Copyright **`(c)`** 2024 Giovanni Squillero `<giovanni.squillero@polito.it>`  
[`https://github.com/squillero/computational-intelligence`](https://github.com/squillero/computational-intelligence)  
Free for personal or classroom use; see [`LICENSE.md`](https://github.com/squillero/computational-intelligence/blob/master/LICENSE.md) for details.  

# Set Cover problem

See: https://en.wikipedia.org/wiki/Set_cover_problem

In [38]:
from random import random, seed
from itertools import product
import numpy as np

from icecream import ic

## Reproducible Initialization

If you want to get reproducible results, use `rng` (and restart the kernel); for non-reproducible ones, use `np.random`.

In [39]:
UNIVERSE_SIZE = 100_000
NUM_SETS = 10_000
DENSITY = 0.3

rng = np.random.Generator(np.random.PCG64([UNIVERSE_SIZE, NUM_SETS, int(10_000 * DENSITY)]))

In [40]:
# DON'T EDIT THESE LINES!

SETS = np.random.random((NUM_SETS, UNIVERSE_SIZE)) < DENSITY
for s in range(UNIVERSE_SIZE):
    if not np.any(SETS[:, s]):
        SETS[np.random.randint(NUM_SETS), s] = True
COSTS = np.pow(SETS.sum(axis=1), 1.1)

## Helper Functions

In [41]:
def valid(solution):
    """Checks wether solution is valid (ie. covers all universe)"""
    return np.all(np.logical_or.reduce(SETS[solution]))


def cost(solution):
    """Returns the cost of a solution (to be minimized)"""
    return COSTS[solution].sum()

## Have Fun!

intuition:
greedy algorthm, always add to the solution the set with best
ratio new_elements/cost until all elements are covered  

In [42]:
def greedy_set_cover(SETS, COSTS, UNIVERSE_SIZE):
    covered = np.zeros(UNIVERSE_SIZE, dtype=bool) 
    solution = []

    while not np.all(covered): 
        best_set = None
        best_ratio = -1
        
        for i, current_set in enumerate(SETS):
            if i in solution:
                continue  
            
            uncovered_elements = np.logical_and(current_set, ~covered)  # Uncovered elements in this set
            num_uncovered = np.sum(uncovered_elements)  # Count uncovered elements
            
            if num_uncovered > 0:
                ratio = num_uncovered / COSTS[i]
                if ratio > best_ratio:
                    best_ratio = ratio
                    best_set = i
        
        solution.append(best_set)
        covered = np.logical_or(covered, SETS[best_set]) 
    return solution

In [43]:
solution = greedy_set_cover(SETS,COSTS,UNIVERSE_SIZE)
valid(solution), cost(solution)

(np.True_, np.float64(1761543.6361832996))
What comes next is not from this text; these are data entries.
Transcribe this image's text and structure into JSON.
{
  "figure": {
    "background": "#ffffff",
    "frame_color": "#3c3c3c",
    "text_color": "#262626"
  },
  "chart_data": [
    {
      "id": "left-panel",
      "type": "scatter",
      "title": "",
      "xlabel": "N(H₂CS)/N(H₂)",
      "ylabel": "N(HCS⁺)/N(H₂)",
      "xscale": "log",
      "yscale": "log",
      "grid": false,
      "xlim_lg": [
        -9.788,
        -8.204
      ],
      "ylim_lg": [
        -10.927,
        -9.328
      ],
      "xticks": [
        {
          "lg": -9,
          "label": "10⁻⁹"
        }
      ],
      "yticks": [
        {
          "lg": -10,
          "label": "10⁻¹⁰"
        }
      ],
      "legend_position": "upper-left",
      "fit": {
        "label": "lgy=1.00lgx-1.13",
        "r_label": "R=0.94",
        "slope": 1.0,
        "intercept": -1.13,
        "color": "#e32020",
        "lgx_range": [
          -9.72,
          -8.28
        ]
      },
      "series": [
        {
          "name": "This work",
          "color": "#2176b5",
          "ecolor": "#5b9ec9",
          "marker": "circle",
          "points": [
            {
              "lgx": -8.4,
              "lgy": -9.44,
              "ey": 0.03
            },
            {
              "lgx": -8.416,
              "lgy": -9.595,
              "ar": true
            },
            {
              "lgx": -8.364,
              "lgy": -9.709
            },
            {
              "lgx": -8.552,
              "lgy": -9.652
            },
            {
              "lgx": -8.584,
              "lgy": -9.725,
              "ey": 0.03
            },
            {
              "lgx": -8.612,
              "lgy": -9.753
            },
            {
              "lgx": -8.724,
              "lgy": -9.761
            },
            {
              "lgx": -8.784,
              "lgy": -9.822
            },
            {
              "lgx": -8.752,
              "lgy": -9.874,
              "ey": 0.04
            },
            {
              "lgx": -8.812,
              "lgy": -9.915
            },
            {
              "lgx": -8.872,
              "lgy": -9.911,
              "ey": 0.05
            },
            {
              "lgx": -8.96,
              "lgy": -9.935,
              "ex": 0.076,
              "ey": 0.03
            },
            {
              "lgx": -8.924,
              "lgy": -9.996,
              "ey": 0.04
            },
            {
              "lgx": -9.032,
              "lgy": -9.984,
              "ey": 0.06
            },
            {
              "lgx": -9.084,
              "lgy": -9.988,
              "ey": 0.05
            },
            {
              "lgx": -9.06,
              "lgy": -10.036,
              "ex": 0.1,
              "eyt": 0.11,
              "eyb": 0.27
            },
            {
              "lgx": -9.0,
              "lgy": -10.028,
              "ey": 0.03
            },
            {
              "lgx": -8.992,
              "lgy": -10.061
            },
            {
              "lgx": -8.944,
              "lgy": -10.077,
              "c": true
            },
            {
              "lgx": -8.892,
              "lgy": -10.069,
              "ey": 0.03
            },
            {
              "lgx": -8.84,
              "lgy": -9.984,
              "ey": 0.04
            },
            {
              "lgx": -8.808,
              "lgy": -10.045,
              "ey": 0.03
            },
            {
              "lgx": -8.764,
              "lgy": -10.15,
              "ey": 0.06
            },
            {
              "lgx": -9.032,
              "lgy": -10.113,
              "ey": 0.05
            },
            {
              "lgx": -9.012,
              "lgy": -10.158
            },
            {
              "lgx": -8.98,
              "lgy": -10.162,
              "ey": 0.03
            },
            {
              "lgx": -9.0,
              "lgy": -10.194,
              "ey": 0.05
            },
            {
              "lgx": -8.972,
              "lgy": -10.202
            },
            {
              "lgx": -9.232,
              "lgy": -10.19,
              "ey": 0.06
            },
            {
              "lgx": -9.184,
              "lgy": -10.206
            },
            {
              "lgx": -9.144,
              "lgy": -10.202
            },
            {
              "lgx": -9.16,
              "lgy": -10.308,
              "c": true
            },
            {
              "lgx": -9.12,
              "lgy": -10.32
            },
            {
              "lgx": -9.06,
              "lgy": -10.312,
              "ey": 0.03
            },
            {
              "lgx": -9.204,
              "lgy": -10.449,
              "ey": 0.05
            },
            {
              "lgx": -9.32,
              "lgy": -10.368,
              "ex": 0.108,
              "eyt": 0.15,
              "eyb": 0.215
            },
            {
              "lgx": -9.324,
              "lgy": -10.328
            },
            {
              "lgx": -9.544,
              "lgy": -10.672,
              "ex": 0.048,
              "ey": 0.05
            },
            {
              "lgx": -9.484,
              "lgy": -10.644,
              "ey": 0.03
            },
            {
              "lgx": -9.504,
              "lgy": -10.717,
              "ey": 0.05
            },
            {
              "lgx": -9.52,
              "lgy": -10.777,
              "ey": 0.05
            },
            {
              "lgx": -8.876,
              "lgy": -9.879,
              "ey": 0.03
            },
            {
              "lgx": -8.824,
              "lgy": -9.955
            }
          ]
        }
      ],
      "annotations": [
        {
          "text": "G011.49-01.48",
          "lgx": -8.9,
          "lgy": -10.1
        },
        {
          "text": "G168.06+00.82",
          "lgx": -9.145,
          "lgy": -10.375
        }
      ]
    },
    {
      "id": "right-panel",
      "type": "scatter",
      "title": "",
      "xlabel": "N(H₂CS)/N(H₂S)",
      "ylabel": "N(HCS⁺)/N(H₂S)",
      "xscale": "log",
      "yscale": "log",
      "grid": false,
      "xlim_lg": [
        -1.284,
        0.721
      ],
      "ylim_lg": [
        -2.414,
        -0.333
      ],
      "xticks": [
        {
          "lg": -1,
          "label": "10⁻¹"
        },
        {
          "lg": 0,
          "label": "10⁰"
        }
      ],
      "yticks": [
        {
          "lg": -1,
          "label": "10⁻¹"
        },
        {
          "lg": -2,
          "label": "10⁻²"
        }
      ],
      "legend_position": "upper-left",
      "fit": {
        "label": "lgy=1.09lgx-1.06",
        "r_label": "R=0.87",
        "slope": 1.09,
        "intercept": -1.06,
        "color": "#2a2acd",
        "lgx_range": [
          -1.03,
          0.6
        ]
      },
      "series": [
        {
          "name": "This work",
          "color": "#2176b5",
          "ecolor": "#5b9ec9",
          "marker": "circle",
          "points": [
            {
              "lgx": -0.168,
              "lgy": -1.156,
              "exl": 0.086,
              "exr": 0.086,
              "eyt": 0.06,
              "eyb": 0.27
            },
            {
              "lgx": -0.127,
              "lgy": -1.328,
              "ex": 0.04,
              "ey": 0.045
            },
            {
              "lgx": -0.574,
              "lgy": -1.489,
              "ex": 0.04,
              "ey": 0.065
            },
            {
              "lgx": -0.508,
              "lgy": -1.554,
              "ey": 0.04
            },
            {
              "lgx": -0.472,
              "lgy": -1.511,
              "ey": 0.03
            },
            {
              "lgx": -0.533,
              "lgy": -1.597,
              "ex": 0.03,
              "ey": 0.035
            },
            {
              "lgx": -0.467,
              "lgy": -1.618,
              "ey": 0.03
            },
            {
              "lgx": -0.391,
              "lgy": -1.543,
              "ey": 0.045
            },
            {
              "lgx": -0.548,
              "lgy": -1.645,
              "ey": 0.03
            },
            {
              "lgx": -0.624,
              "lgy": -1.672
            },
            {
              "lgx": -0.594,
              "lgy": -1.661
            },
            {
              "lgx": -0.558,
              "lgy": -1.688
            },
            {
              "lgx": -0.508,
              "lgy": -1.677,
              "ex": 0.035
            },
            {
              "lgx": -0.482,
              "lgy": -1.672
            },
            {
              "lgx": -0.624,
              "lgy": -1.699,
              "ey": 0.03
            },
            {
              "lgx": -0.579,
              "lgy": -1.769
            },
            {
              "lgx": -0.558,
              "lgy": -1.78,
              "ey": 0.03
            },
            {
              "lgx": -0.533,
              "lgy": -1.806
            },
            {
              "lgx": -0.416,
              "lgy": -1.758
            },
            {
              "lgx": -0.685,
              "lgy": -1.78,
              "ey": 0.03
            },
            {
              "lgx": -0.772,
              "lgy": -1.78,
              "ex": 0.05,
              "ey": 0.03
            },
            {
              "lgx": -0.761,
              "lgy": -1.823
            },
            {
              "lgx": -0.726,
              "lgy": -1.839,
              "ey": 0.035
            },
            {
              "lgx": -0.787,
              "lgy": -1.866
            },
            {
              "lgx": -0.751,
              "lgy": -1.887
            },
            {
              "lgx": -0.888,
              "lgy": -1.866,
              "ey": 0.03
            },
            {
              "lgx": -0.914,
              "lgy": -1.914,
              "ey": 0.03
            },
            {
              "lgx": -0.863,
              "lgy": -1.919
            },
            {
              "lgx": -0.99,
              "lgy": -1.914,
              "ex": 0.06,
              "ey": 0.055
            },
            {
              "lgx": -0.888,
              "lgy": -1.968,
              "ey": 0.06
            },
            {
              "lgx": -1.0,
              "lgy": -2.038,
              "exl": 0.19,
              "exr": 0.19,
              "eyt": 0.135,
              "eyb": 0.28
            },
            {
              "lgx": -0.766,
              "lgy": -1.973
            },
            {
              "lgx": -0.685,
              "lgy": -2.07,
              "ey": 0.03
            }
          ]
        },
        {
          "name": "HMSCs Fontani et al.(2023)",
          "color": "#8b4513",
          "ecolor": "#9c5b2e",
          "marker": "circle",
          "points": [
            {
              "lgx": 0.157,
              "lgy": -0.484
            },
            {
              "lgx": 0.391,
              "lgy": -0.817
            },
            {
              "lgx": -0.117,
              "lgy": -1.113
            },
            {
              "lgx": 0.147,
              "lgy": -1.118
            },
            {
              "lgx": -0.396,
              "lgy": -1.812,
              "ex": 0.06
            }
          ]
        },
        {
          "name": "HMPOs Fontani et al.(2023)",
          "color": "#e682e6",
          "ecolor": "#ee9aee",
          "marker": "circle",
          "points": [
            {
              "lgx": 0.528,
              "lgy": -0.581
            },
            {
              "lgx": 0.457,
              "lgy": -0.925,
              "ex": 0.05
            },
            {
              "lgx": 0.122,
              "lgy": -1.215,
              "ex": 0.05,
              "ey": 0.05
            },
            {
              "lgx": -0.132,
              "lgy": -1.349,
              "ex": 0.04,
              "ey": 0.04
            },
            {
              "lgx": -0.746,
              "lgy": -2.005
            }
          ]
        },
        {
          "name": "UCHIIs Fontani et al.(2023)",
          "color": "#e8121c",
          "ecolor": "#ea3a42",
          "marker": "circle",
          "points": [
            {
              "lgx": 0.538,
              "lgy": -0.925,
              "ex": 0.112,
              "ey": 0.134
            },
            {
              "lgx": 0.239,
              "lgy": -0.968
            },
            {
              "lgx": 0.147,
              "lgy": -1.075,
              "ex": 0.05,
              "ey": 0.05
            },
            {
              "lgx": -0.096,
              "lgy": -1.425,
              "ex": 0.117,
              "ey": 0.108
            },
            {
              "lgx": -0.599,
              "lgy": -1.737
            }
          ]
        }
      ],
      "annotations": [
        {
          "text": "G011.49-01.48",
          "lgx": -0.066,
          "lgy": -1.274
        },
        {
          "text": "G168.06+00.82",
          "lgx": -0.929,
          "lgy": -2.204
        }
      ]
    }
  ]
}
| UNIVERSE_SIZE | NUM_SETS | DENSITY  |  COST  |
|---------------|----------|----------|--------|
| 100 | 10 |0.2 | 293 |
| 1000 | 100 | 0.2 |  5795 | 
| 10_000 | 1000 | 0.2 | 101306 | 
| 100_000 | 10_000 | 0.1 | 1_528_829 | 
| 100_000 | 10_000 | 0.2 |  1_ 720_509  |  
| 100_000 | 10_000 | 0.3 | 1_761_543 |